There’s no reason why it would be any better/worse than other places just because the kids will be there. We were there in total for about ten hours, it was a day trip from where we were staying in Milan. Was it enough? I mean, you could spend weeks there I’m sure and still be entertained but I was very satisfied with the amount of time we spent there. Also, going with a walking tour company for at least part of your visit helps make sure you see the highlights. At least it does for me.
My husband and I went to Venice with our three kids (boys, at the time, ages 2,4,6) and had a wonderful time. Venice is actually a fabulous place with kids…every little walk is a brand-new adventure — the different types of boats and bridges, the floating fruttivendolo, even the sanitation boat collecting trash was a source of entertainment. There are tons of campi, both large and small, and the Doge palace was a highlight with its impressive collection of armor. Campo Santa Margherita, which was close to the apartment we rented, was colorful and energetic, filled with music and street performers in the evening. And I have to tell you, it was nice not having to hold their hands while crossing every street … no cars to worry about!

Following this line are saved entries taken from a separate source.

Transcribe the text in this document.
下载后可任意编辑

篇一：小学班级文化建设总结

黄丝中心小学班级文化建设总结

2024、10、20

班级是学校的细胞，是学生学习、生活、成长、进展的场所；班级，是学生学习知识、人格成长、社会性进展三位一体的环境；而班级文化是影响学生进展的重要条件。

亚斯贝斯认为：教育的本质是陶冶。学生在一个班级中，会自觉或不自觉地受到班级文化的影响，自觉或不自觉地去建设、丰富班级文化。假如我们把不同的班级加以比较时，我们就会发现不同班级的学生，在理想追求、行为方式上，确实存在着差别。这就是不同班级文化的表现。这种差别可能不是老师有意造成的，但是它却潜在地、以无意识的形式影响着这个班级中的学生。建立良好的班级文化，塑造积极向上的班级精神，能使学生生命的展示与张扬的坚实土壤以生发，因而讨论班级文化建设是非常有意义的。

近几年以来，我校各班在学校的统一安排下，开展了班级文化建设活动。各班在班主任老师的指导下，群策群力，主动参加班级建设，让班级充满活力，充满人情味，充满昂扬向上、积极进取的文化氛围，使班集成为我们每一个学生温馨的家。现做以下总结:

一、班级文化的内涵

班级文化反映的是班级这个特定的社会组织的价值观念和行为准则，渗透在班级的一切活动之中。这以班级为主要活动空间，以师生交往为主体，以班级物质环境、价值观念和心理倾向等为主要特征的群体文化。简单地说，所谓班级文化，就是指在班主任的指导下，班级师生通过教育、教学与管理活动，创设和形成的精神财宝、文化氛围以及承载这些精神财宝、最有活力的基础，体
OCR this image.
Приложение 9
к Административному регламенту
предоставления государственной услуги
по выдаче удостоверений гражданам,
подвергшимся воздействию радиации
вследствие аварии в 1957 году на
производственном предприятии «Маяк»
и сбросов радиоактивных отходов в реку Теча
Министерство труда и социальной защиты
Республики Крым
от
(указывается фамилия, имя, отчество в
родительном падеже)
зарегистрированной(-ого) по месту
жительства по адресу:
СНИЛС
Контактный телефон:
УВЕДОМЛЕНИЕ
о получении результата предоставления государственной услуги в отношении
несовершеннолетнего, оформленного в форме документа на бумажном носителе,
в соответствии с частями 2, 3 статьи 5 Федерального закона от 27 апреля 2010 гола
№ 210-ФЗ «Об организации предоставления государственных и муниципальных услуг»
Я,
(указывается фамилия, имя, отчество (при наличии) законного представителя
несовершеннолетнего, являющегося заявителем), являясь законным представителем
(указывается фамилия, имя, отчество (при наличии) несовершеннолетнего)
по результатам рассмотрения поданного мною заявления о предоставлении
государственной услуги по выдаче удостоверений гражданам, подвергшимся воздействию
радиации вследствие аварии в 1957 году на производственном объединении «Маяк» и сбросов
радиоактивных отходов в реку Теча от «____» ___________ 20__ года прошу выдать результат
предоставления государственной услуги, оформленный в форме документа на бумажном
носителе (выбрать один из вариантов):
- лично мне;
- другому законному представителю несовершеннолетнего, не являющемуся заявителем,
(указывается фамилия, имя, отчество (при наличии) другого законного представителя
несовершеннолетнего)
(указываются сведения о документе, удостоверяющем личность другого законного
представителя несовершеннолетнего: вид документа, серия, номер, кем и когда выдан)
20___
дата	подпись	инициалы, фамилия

I’ve been going to Venezia for 10 years now (once or twice a year) and will continue to go there…it will require a lifetime to see everything and I cannot wait to see it all!!!
Wow, I bet you have some amazing stories!
I totally agree with you, Howard!
One of my favorite cities in the world, I can never tire of Venice, even with the thoughts of jaded touristy spot, I still love it! Your photographs are amazing, especially the next to last one of the gondola!s, What talent and an eye you have for photography!
I am from Brasil and I go to Venice almost every year. I love Venice, wonderful place! I always feel joy and wonder.
I wanted to go, not overwhelmingly but enough to include it in a 17 day trip I went on in 2007. I liked it, but after 3 days I was sort of over it and I said, okay, I’ve been there I can check it off. But in the last 18 months there has been a slow burn building back up to experience again, particularly since I have a camera and a blog, which I didn’t have the first time around (just the hubby on the camera) – I see photos like yours and I know I want to go back.
I can see how three days would be too much, especially since there are so many great small towns nearby
Did you get the vaporetto that leaves near the station? The water taxi (vaporetto) was 7 euros when I took it out and around to get to San Marco. Gondole are far more, and so are some of the smaller canal speed boats (that only hold 5 or 6 people), but the standard vaporetto (50 seater) shouldn’t be so expensive… Unless I’m thinking of something different.
Yes we took the water bus or vaporetto. The water taxi was sadly much more expensive and the vaporetto took a long time to reach San Marco. That was the major problem.
I absolutely LOVE Venice. And your article reminds me of the whys.
Your photos are GORGEOUS. And it’s also great that you enjoyed your initially reluctant visit there :)
Clearly, it’s best to visit Venice in winter.
I like to see new places rather than go back to ones I’ve visited, but I’d return to Venice again. Magical place. But then, so is most of Italy.